With its nationwide campaign, called “Life Works Here,” the council has marketed the region as an affordable area with a strong economy — and plenty of bike trails. (Program participants can choose to receive a street or mountain bike, or a free membership to local theaters and museums upon arrival).

“The rest of the country was probably pretty unaware of how beautiful the [Northwest Arkansas] area is, how much industry is represented there,” said Aaron Bolzle, the founding executive director of Tulsa’s migration incentive program, and now a consultant for other similar economic development projects. “Because of that, they really needed to showcase what made that community special.”

But Jared Phillips, a historian who teaches at the University of Arkansas and a multi-generation Ozarks native, says the preoccupation with attracting tech workers from elsewhere comes at the expense of addressing the deeper problems that plague existing residents. Northwest Arkansas’ poverty rate was 12.6% in 2019, higher than that year’s national poverty rate, and the state’s rural health care system has been strained by Covid. Within the region, a stark urban-rural divide has formed, with the areas around the I-40 corridor seeing the bulk of the economic development even as the less developed parts — home to the mountain biking trails the council has advertised — struggle. 

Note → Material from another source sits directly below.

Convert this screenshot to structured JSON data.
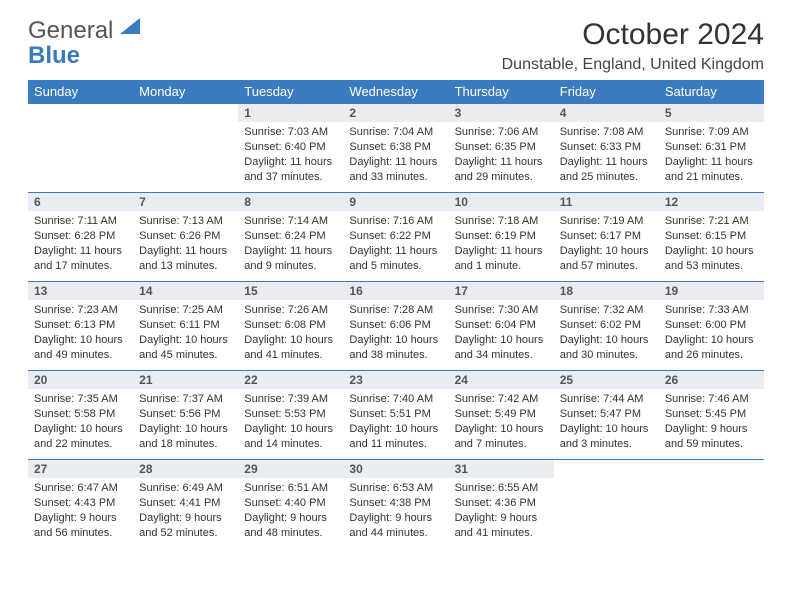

“What we've seen is that the wealth is concentrated here [near Fayetteville], and the job opportunities and the development opportunities are staying here,” said Phillips. “They’re not spreading out into the region, even though the rest of the region is being used as a marketing ploy, in part to bring people in.”

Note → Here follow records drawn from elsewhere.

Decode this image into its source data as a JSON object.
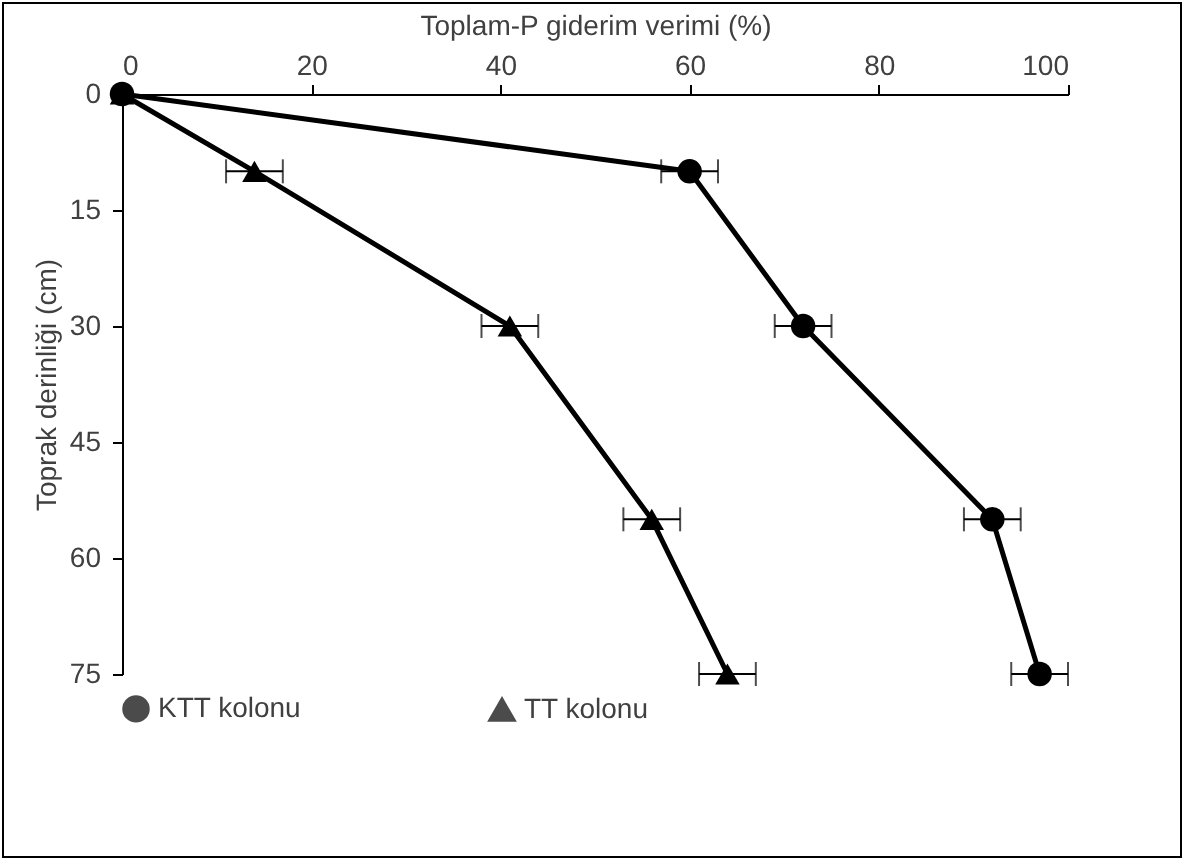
{
  "chart_data": {
    "type": "line",
    "xlabel": "Toplam-P giderim verimi (%)",
    "ylabel": "Toprak derinliği (cm)",
    "xlim": [
      0,
      100
    ],
    "xticks": [
      0,
      20,
      40,
      60,
      80,
      100
    ],
    "ylim": [
      75,
      0
    ],
    "yticks": [
      0,
      15,
      30,
      45,
      60,
      75
    ],
    "grid": false,
    "legend": "bottom",
    "series": [
      {
        "name": "KTT kolonu",
        "color": "#000000",
        "marker": "circle",
        "x": [
          0,
          60,
          72,
          92,
          97
        ],
        "values": [
          0,
          10,
          30,
          55,
          75
        ],
        "xerrors": [
          null,
          3,
          3,
          3,
          3
        ]
      },
      {
        "name": "TT kolonu",
        "color": "#000000",
        "marker": "triangle",
        "x": [
          0,
          14,
          41,
          56,
          64
        ],
        "values": [
          0,
          10,
          30,
          55,
          75
        ],
        "xerrors": [
          null,
          3,
          3,
          3,
          3
        ]
      }
    ]
  }
}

Despite the hype surrounding programs like Northwest Arkansas’, the number of people moving is relatively small in a region of almost 550,000 people. Although the nonprofit estimates it received 35,000 applicants, only about 50 people have migrated to Northwest Arkansas so far through the program, which is funded by the Walton Family Foundation. Thirty of them brought partners or spouses, and 31 kids or relatives made the move, too. More than half of them are women, and unlike other programs, they’re not all fully remote workers: 38% are in STEM fields, 36% are business owners or startup founders, and 26% are artists or creatives. The program has funding to bring another 50 people in this new phase.

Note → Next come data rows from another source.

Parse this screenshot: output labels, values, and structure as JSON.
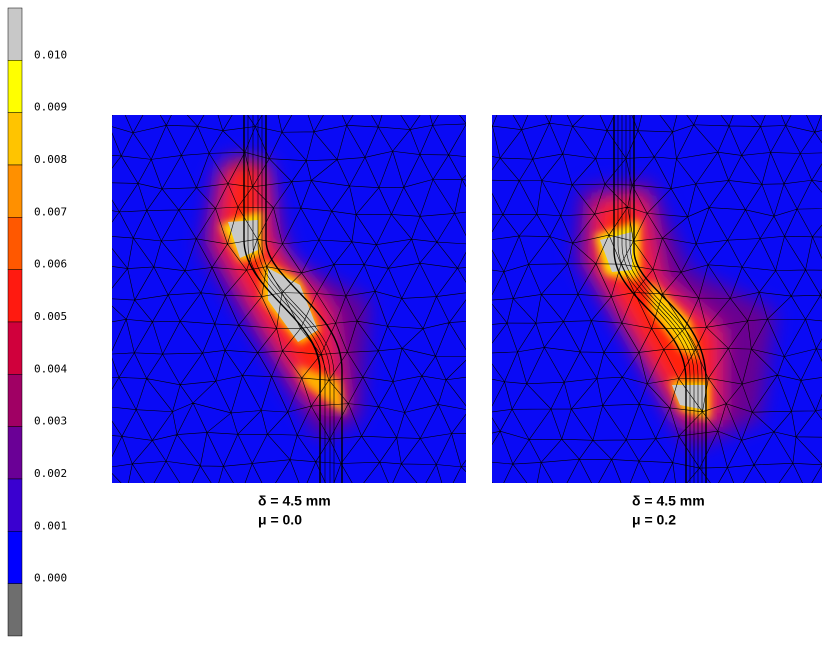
{
  "colorbar": {
    "ticks": [
      "0.010",
      "0.009",
      "0.008",
      "0.007",
      "0.006",
      "0.005",
      "0.004",
      "0.003",
      "0.002",
      "0.001",
      "0.000"
    ]
  },
  "panels": [
    {
      "line1": "δ = 4.5 mm",
      "line2": "μ = 0.0"
    },
    {
      "line1": "δ = 4.5 mm",
      "line2": "μ = 0.2"
    }
  ]
}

By offering Bitcoin in lieu of fiat currency, the council is trying to position the region as a crypto hub, building off the 2018 launch of the University of Arkansas’ Blockchain Center of Excellence, which researches the emerging field. Gimmicky as the giveaway seems (people will be allowed to opt for cash instead), and ill-timed as it may be — the currency has dropped steadily in value since its last peak in November — Peacock says the offer is targeted at “people that are interested in and have expertise” in the crypto space. More professionals, from NBA players to the mayor of Miami, are asking to get paid in cryptocurrency. And the region joins bigger cities like Miami and New York that are advertising their crypto ambitions. 

“We know it's not for everyone, but it is going to change business in ways that are known and unknown,” said Peacock. 

For participants who go the crypto route, the council is buying Bitcoin from COINBASE and will transfer the tokens to recipients’ wallets.

Phillips says the money could be better spent on other incentives — like pushing businesses to raise their minimum wage above the state’s $11-an-hour floor

“That’s really easy, it's low hanging fruit,” he said. “But it's not a great PR ploy. It doesn’t look good on a billboard in Austin.”